「ぶんぶんぶんはちがとぶ」(村野四郎)という歌があるが、これがミツバチだからいいのであって、もしもスズメバチが飛び回っていたらかなり怖い。この怖さを小説にしたのが貴志祐介の
「雀蜂」(角川ホラー文庫)だ。
この作品の主人公は、安斎智哉というそこそこ売れているミステリー作家。舞台は雪に閉じ込められた山荘。彼が気が付くと、いっしょにやってきたはずの妻の夢子が消えている。そして次々に襲ってくるスズメバチ。外部との連絡手段はすべて遮断されていた。いわゆる「絶海の孤島もの」の変形といえるような作品だ。
彼はスズメバチの姿を見てパニックになる。昔一度スズメバチに刺されているので、今度刺されたら、アナフィラキシーショックで命に関わると思っているからだ。襲ってくるのは、スズメバチの中でも最大のオオスズメバチと、好戦的なキイロスズメバチの2種類。山荘にはスズメバチに対抗するための満足な武器がない。整髪料スプレー、熱湯シャワー、バドミントンのラケットなど、なんとか対抗手段を見つけて、スズメバチ退治に精出す安斎の姿は、どこか滑稽感が漂う。

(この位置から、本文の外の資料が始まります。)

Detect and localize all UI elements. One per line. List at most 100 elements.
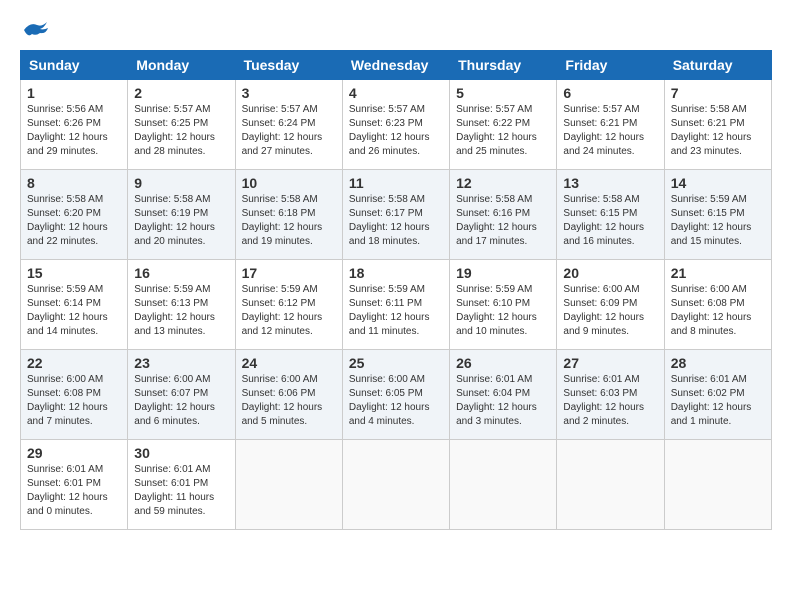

こんな流れなので、てっきり、昆虫パニック小説なのかと思っていたら、さすがに貴志祐介、最後に驚くようなどんでん返しの結末を用意していた。これで、作品が、昆虫パニック小説からサイコものへと一気に相転移を起こしてしまう。
本作が収録されているのは、角川ホラー文庫だが、いわゆるオカルト的な怖さはない。しかし、べつの怖さははある。虫、特に蜂の嫌いなひとは読まないほうがよいだろう。